When the markets closed that following Monday, Yahoo shares finished the trading session down 15 percent at $24.37 a share.

It wasn't until investor Carl Icahn announced his proxy fight to unseat Yahoo's board in mid-May that the shares jumped into the high $27 a share range.

Yahoo's shares continued to trade in the $27 to $26 per share range through mid-June, until the company announced on June 12 that the two parties were going their separate ways and Microsoft had no interest in buying it--even at its previously stated sweetened price of $33 a share or its initial price of $31 a share. The software maker was interested in buying only Yahoo's search assets, a move the Internet company turned down.

As Yahoo heads toward its August 1 shareholder meeting and proxy battle with Icahn, it is trying to woo investors to re-elect its current directors, rather than side with Icahn, who is seeking to oust its board members and install his own slate of dissident directors.
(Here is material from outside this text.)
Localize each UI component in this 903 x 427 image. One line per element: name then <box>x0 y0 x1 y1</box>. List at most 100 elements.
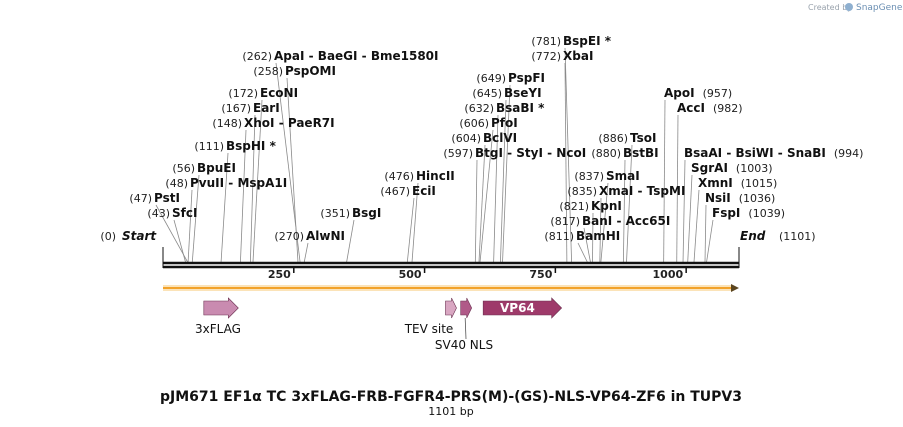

But the release Monday of Yahoo's shareholder presentation materials, where it outlines its efforts to negotiate with Microsoft and how it will move forward as an independent company, failed to aid Yahoo's share price performance and may have possibly hurt it.

One proxy solicitor observed: "The presentation had some impact on their share price. I can't say that is entirely what impacted its price, but anytime a company puts out information to investors, the market reacts."

Wall Street analysts expressed similar sentiments.

"Yahoo's investor plan communicated there is little to no prospect of a deal with Microsoft," said Jeffrey Lindsay, an analyst with Sanford C. Bernstein & Co. "The Yahoo plan sees no possibility of a deal with Microsoft, but that may change once Carl Icahn puts forth his rebuttal."

Yahoo's return to its pre-Microsoft trading levels indicates investors have given up hope on a deal with the software giant.

"Clearly, the last of the opportunistic arbitragers have cleared out," said Lindsay.

Ross Sandler, an analyst with RBC Capital Markets, noted that not only have investors given up hope on Microsoft returning, but so have Wall Street analysts and members of Yahoo's senior management.

"Senior executives below the top five executives have all lost confidence in Yahoo and the management team," Sandler said. "The concept of Microsoft coming back at this point is pretty much a long shot."

Not only has the stock dropped but Lindsay noted that Yahoo's share price may reflect investors believe the company is in a worse position now than it was prior to Microsoft's bid earlier this year.

"When you factor in Google and assume it adds $3 per share to Yahoo's stock price, that implies Yahoo is only worth $17 a share. And then you take off $9 a share for all of its investments like Alibaba and its cash on hand, then that puts you at $8 a share just for Yahoo alone," said Lindsay, in crunching the numbers.